In Zaphods case, he did have one and (IIRC again) the Gov only needs to research back to the point in time when a prior clearance expired - therefore a (+) for him.
Link Posted: 12/31/2005 4:46:17 PM EDT
i just left a contract in September that required me to have an TS-SSBI. when i was trying to hire the best damn applicant id ever interviewed i couldnt do it because of the backlog. i had a conference call with my upper management, a DISA rep and a DONCAF rep (dept of navy combined adjudication facility) i was told that my company would pay the cost for the background investigation but the backlog of pending applications is so long that the interim clearance would expire before the investigation is complete meaning my guy wouldnt be able to come to work.

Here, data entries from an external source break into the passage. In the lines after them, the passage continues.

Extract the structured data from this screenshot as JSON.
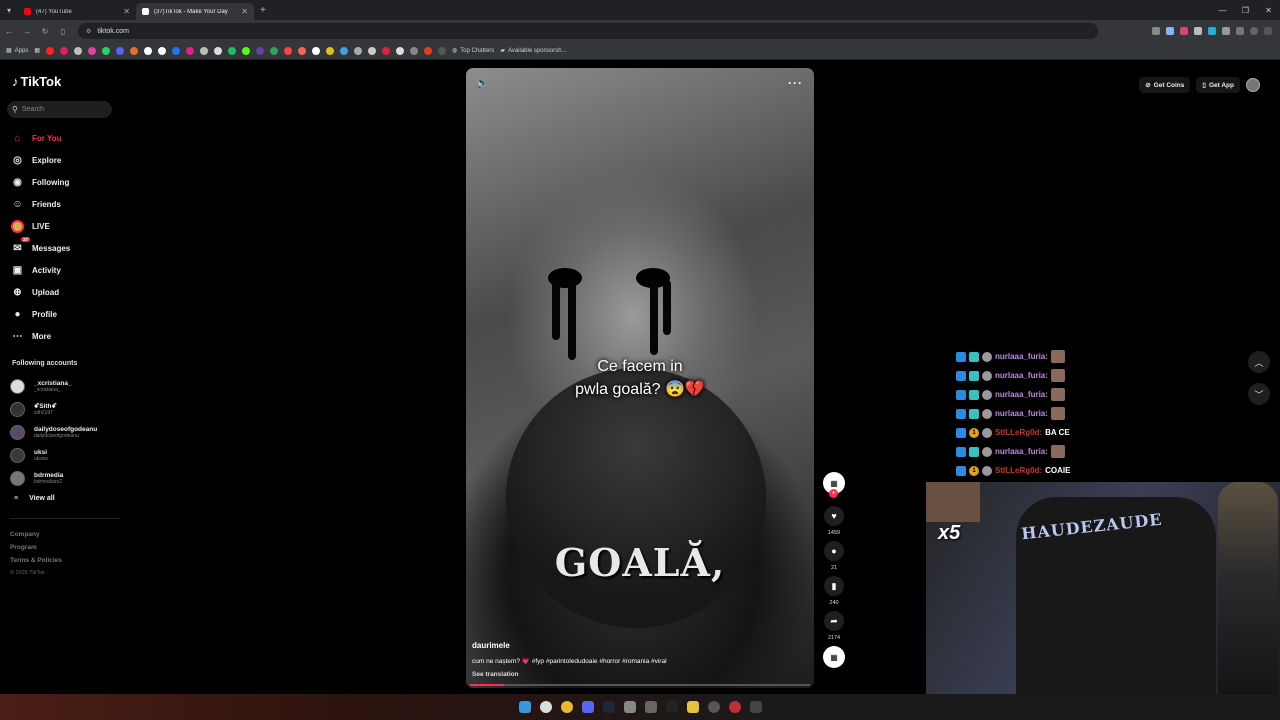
{
  "browser": {
    "tabs": [
      {
        "title": "(47) YouTube",
        "color": "#ff0000"
      },
      {
        "title": "(37)TikTok - Make Your Day",
        "color": "#ffffff"
      }
    ],
    "url": "tiktok.com",
    "bookmarks": {
      "apps": "Apps",
      "top_chatters": "Top Chatters",
      "sponsorship": "Available sponsorsh..."
    }
  },
  "sidebar": {
    "logo": "TikTok",
    "search_placeholder": "Search",
    "nav": [
      {
        "label": "For You",
        "icon": "home-icon",
        "glyph": "⌂",
        "active": true
      },
      {
        "label": "Explore",
        "icon": "compass-icon",
        "glyph": "◎"
      },
      {
        "label": "Following",
        "icon": "following-icon",
        "glyph": "◉"
      },
      {
        "label": "Friends",
        "icon": "friends-icon",
        "glyph": "☺"
      },
      {
        "label": "LIVE",
        "icon": "live-icon",
        "glyph": ""
      },
      {
        "label": "Messages",
        "icon": "messages-icon",
        "glyph": "✉",
        "badge": "37"
      },
      {
        "label": "Activity",
        "icon": "activity-icon",
        "glyph": "▣"
      },
      {
        "label": "Upload",
        "icon": "upload-icon",
        "glyph": "⊕"
      },
      {
        "label": "Profile",
        "icon": "profile-icon",
        "glyph": "●"
      },
      {
        "label": "More",
        "icon": "more-icon",
        "glyph": "⋯"
      }
    ],
    "following_title": "Following accounts",
    "accounts": [
      {
        "name": "_xcristiana_",
        "handle": "_xcristiana_"
      },
      {
        "name": "ꗄSithꗄ",
        "handle": "sith2197"
      },
      {
        "name": "dailydoseofgodeanu",
        "handle": "dailydoseofgodeanu"
      },
      {
        "name": "uksi",
        "handle": "uksiss"
      },
      {
        "name": "bdrmedia",
        "handle": "bdrmediaro2"
      }
    ],
    "view_all": "View all",
    "footer": [
      "Company",
      "Program",
      "Terms & Policies"
    ],
    "copyright": "© 2026 TikTok"
  },
  "video": {
    "caption_line1": "Ce facem in",
    "caption_line2": "pwla goală? 😨💔",
    "big_word": "GOALĂ,",
    "author": "daurimele",
    "description": "cum ne naștem? 💗 #fyp #parintoledudoaie #horror #romania #viral",
    "see_translation": "See translation",
    "progress": 0.1
  },
  "actions": {
    "likes": "1459",
    "comments": "21",
    "saves": "240",
    "shares": "2174"
  },
  "header": {
    "get_coins": "Get Coins",
    "get_app": "Get App"
  },
  "chat": [
    {
      "user": "nurlaaa_furia:",
      "color": "purple",
      "text": "",
      "emote": true,
      "badges": [
        "blue",
        "teal",
        "gray"
      ]
    },
    {
      "user": "nurlaaa_furia:",
      "color": "purple",
      "text": "",
      "emote": true,
      "badges": [
        "blue",
        "teal",
        "gray"
      ]
    },
    {
      "user": "nurlaaa_furia:",
      "color": "purple",
      "text": "",
      "emote": true,
      "badges": [
        "blue",
        "teal",
        "gray"
      ]
    },
    {
      "user": "nurlaaa_furia:",
      "color": "purple",
      "text": "",
      "emote": true,
      "badges": [
        "blue",
        "teal",
        "gray"
      ]
    },
    {
      "user": "StILLeRg0d:",
      "color": "red",
      "text": "BA CE",
      "emote": false,
      "badges": [
        "blue",
        "gold",
        "gray"
      ]
    },
    {
      "user": "nurlaaa_furia:",
      "color": "purple",
      "text": "",
      "emote": true,
      "badges": [
        "blue",
        "teal",
        "gray"
      ]
    },
    {
      "user": "StILLeRg0d:",
      "color": "red",
      "text": "COAIE",
      "emote": false,
      "badges": [
        "blue",
        "gold",
        "gray"
      ]
    }
  ],
  "webcam": {
    "multiplier": "x5",
    "shirt_text": "HAUDEZAUDE"
  }
}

they tried to alleviate the situation by migrating to a new online EPSQ form but it hasnt helped. so i dont think its the money anymore. if a company really needs a TS and youre the right guy for the job they will pay for it....they just dont want to wait 3 years for it.
Link Posted: 12/31/2005 4:55:14 PM EDT
[Last Edit: 12/31/2005 4:56:50 PM EDT by 4get_No1]
I think you're right there too DvlDog. The cost is just a cost of doing business. The time-span is what counts. The new employee can't be involved in the work you're hiring them for until after the clearance is in effect so you have to give them unclassified "busy-work" if you have any.

However, if the research only needs to go back a few years rather then a lifetime, do you think that might make a difference? I realize it would be quicker from start to finish but do they categorize them at all or is it just FIFO. Beats me - I don't know.

ETA:... and yep, that on-line EPSQ thing they've gone to sucks.
Link Posted: 1/1/2006 6:18:52 AM EDT
TS's cost a lot. If you are someone who has a clearance, best to keep it active if at all possible. Companies hire those who have them to avoid having to pay for them to get it, it's a big deal. If I remember correctly, if your clearance is inactive for 2 years, you lost it.

I noticed that after 9/11 it is MUCH more difficult to obtain a security clearance. I don't think I could get one now under the new requirments (I have one though). DIS/DISCO is also taking a LOT LONGER to approve them.

TS's cost so much if you have one there are jobs all over the world that will open up for you, many in which you don't even have to do much at all - you are there to fulfill the the TS requirement.

I dropped down to just Secret but considered hiring onto another DOD project I know of that would get me my TS just so I could quit and pursue other jobs after I got it.

Secret doesn't cost as much as TS (SSBI) and not all jobs require a TS, keep that in mind, many jobs only require a secret.

Our company loves ex-military that still have their clearance, it will put you past all others who don't have one. We have employees that have waited more than a year of processing and still don't have their clearance.